Here are a couple of items which I am sure our readers will find interesting. The first comes from Dom Alcuin Reid, via the website of the Monastère Saint Benoit in La Garde-Freinet, France, of which he is prior, where it was originally published, and Catholic World Report’s reposting of it. The piece was written “to assist those considering whether Almighty God is calling them to a monastic vocation with us”, and contains some refections on the place of the liturgy within the Christian life which will certainly be useful more generally.

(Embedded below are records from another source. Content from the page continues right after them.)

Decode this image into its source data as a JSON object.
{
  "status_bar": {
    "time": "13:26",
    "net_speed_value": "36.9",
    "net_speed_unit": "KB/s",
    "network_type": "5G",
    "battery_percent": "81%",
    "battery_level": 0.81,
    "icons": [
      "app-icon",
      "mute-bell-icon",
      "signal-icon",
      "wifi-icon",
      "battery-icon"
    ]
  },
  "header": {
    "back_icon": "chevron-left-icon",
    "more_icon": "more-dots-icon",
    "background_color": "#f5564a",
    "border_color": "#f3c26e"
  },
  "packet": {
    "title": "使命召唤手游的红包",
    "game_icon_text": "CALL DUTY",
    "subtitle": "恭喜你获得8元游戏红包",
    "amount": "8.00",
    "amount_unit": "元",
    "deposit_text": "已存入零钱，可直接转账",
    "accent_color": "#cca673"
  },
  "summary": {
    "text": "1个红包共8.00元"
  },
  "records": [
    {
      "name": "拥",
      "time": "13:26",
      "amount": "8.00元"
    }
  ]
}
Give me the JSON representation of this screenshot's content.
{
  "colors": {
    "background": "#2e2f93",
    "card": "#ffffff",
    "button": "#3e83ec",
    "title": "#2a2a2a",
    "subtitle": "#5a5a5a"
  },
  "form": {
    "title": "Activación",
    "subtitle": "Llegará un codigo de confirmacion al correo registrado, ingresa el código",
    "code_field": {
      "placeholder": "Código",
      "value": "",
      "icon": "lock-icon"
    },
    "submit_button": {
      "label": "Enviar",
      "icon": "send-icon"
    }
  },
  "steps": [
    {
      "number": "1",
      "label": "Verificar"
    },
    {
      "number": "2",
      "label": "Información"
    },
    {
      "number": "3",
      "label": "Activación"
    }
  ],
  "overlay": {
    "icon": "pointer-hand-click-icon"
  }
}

“...we are monks following the Rule of Saint Benedict in its classical observance. But that, of course, places us in the very heart of Catholic Tradition. A monk lives from the Church’s living Tradition, from her Sacred Liturgy and the Word of God alive and acting in it, from the Fathers, the teaching of the Councils, etc., not as a museum curator, but as one drawing ever new from these great riches in attending to the daily duty of the further conversion of his own life, in addressing the circumstances and times in which his monastery finds itself, and in providing the contribution God’s Providence has in store for it in the Church and in the world.

From our fourth Palm Sunday photopost of 2018, the blessing of aalms at the Monastère Saint Benoit.
... To be sure we celebrate the older forms of the Roman and Monastic rites, in Latin with Gregorian chant. We have received the Holy See’s permission to use the pre-Pius XII form of Holy Week and of the Pentecost Vigil. The use of these great riches of the Church’s Tradition is not a political statement, however. It is a conviction, certainly, which we will not compromise, that their full and integral celebration best sustains and nourishes monastic life, that they go hand in hand as it were. This is nothing at all extraordinary, but something quite natural and life-giving.

Of course, these rites have their place in the wider Church. They must not be confined to monasteries. Thanks be to Almighty God they are becoming more widely known and available. In 2007 Pope Benedict XVI wrote ‘It behooves all of us to preserve the riches which have developed in the Church’s faith and prayer, and to give them their proper place.’ What better place to do this fully, beautifully and fruitfully on a daily basis than in a monastery?”

At the website of the Homiletic and Pastoral Review, Dr Joseph Shaw, chairman of the Latin Mass Society of England and Wales, and Secretary of the International Federation Una Voce, has published an excellent article titled “The Novus Ordo at 50: Gain or Loss?” a response to an article published there last by Dr Mary Healy, Professor of Sacred Scripture at Sacred Heart Seminary in Detroit, titled “The Gift of the Liturgical Reform.” (Our own Dr Peter Kwasniewski published a response on One Peter Five, which we reproduced here.) Dr Shaw goes through her main points one by one, but his main argument can be summed up very simply in quoting a single sentence. “The weakness of her paper is in its characterization of the older Mass.” And so, to give just one concrete example:

“On celebration facing the people or the ambo, Prof. Healy writes: ‘Although in the earliest liturgies the celebrant faced the congregation, within a few centuries the practice changed so that, during the prayers, both the celebrant and congregation faced east, which meant the celebrant had his back to the people.’

Her footnote reference in this passages reveals she is basing her claim on scholarship dating from the 1940s (Josef Jungmann) and 1970s (Johannes H. Emminghaus). Scholarly fashion has moved on. While not universal in the earliest centuries, worship ad orientem was widespread. Nor is this surprising, given the tradition of praying towards Jerusalem found in the Old Testament (Dan. 6:10); the Synagogues of Our Lord’s time were sometimes oriented to Jerusalem. Again, the idea of a ‘shared meal,’ to which Prof. Healy appeals, does not suggest people facing each other over a table: in antiquity, dinner guests sat (or reclined) on one side of a table, to be served from the other side, just as they are depicted as doing in ancient representations of the Last Supper.”

Our congratulations to Dr Shaw for his valuable and charitable contribution to this debate.